Dallas Green, former guitarist for Alexisonfire who went splitsville in less than amicable circumstances over the weekend, has spoken out over his reasons for quitting the band. Green, who ostensibly left to pursue his wildly popular folk rock band City And Colour, says that he’d decided to quit over a year ago, but kept quiet at the urging of his fellow Alexisonfire band mates.
Speaking to Spinner after the Lolapallooza festival over the weekend in Chicago, he says “I wanted to do it 15 months ago. But when I told the guys that I was planning to leave the band when we finished touring at the end of last year, they didn’t want to say anything because they thought it put a lot of pressure on them to come up with a decision right away about what they were going to do. I wanted to announce that I was leaving the band so that people who maybe weren’t going to come to those shows because “I’ve seen Alexis five times, I’ll wait ’til they come through again” would know that it was going to be the last time you’d get to see Alexisonfire as what we were.”
However, Green decided to go along with their wishes, because although he knew what he was going to do, the rest of the band didn’t. “But everyone else wanted to wait, and I respected their wishes, because everyone knew what I was going to do, and obviously they were shocked and didn’t have a gameplan. Then as time went on, it started getting tough because I was doing press for my new record and I had to lie. I felt really weird about lying about it, so I tried to answer it a vague way so that when it did come out it didn’t sound like I was completely lying. But I was.”

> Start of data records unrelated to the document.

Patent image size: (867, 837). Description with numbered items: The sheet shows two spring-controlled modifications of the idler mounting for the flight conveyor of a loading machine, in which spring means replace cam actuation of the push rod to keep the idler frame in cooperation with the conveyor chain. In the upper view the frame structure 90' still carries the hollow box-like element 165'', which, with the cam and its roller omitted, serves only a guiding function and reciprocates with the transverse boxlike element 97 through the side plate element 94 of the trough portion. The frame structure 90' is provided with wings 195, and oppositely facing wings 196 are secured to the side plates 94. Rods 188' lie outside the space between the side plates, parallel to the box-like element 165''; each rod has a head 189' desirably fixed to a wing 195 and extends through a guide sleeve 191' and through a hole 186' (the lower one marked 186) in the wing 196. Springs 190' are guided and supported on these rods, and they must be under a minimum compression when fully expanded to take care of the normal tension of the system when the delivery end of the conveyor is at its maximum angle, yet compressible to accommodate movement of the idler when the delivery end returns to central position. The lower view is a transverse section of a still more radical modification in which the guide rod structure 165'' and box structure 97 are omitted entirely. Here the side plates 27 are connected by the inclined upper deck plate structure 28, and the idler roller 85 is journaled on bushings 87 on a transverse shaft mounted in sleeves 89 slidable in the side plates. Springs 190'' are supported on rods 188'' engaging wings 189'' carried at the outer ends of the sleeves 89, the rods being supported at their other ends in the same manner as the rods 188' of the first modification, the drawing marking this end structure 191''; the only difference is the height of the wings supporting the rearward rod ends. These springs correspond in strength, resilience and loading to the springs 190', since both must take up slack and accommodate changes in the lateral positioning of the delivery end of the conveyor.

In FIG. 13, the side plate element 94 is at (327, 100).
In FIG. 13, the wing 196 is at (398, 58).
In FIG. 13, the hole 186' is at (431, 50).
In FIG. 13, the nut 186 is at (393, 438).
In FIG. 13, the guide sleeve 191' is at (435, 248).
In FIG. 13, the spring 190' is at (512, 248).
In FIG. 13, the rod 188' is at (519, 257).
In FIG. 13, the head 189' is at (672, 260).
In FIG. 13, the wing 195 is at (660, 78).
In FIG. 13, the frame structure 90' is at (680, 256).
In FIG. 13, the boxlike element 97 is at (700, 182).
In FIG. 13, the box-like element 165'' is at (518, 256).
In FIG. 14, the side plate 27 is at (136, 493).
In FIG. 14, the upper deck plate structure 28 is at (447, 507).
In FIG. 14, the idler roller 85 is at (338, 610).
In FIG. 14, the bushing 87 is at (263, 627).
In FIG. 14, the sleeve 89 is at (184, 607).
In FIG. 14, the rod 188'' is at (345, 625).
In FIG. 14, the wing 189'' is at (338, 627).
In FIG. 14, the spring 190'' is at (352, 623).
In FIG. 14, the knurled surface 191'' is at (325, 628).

As to the circumstances of the split, which front man George Pettit alluded to as being far from amicable, Green says “It’s the truth, right? They didn’t want me to leave the band. They said, “Why can’t you just keep doing what we’re doing, go back and forth?” Well, that’s why I’m leaving, because it’s killing me. As much as they saw me always on tour and always putting records out back to back to back, I don’t think they really understood that I was literally never home.”